Stafford completed 27 throws for 423 yards on Sunday night, the latter a season high. But on passes inside the Steelers’ 20-yard line, he went 1-10 for six yards.
He also called an audible to a draw play to Theo Riddick on third-and-five from the Steelers’ six-yard line with 2:06 to play. Riddick was quickly tackled for a two-yard loss.
“Yeah, I checked into that. We just didn’t execute it well, and that’s on me to get everybody on the same page,” said Stafford, noting the Steelers were in drop-eight coverage on the play.
As for the sack he took on fourth-and-goal in the third quarter, Stafford confirmed it was a pass play that broke down when the Steelers had all of his options covered.
“They were dropping a lot of guys into coverage, thought I had a chance to maybe step up and make a play. Their guys did a good job rallying and tackling me,” said Stafford.

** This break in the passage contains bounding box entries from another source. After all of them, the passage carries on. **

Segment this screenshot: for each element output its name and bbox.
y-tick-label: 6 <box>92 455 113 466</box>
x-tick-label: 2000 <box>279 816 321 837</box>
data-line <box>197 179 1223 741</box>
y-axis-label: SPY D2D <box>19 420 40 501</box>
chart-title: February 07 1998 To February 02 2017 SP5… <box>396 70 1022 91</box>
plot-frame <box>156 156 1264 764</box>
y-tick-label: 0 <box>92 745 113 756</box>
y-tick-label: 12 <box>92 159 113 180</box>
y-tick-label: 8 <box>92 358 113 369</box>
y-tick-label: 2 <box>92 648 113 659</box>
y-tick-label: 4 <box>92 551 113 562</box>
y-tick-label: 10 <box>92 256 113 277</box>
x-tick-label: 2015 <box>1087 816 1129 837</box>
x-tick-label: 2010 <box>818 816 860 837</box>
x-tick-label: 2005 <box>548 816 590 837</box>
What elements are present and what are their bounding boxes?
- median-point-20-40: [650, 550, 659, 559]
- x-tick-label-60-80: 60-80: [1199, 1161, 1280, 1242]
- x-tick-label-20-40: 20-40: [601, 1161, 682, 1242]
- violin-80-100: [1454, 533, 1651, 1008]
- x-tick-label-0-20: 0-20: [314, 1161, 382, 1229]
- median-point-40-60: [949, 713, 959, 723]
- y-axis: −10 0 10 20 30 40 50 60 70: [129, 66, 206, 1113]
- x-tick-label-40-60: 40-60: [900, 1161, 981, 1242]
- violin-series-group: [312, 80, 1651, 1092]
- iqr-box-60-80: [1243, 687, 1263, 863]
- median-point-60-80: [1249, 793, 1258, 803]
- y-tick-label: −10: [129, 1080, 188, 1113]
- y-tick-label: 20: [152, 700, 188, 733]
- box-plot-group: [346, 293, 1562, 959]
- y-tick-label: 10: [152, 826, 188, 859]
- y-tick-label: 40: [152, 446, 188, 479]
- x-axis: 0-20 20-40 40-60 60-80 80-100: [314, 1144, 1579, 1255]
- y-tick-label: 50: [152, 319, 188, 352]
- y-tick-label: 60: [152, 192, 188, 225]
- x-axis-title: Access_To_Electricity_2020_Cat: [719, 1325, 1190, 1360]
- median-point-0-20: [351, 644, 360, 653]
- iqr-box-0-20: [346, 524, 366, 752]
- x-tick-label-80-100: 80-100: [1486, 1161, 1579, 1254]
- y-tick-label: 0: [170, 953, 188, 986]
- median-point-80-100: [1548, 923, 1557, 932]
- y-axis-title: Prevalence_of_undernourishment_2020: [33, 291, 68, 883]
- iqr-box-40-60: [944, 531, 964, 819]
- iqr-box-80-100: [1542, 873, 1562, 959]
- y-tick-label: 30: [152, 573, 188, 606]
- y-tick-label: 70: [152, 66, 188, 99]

The Lions gained a total of 482 yards on Sunday night, the third most in NFL history by a team that was held out of the end zone.
“If we had put it in the end zone, you would have called this a breakout performance,” said Stafford. “From 20 to 20, we were playing as good as football as we have this year.”
Said Caldwell, “We had some big plays there. It’s a bit of a situation where you don’t feel good about obviously losing the game, but also just the fact that we didn’t put the ball in the end zone. If you have to kick field goals all day it’s not ideal.”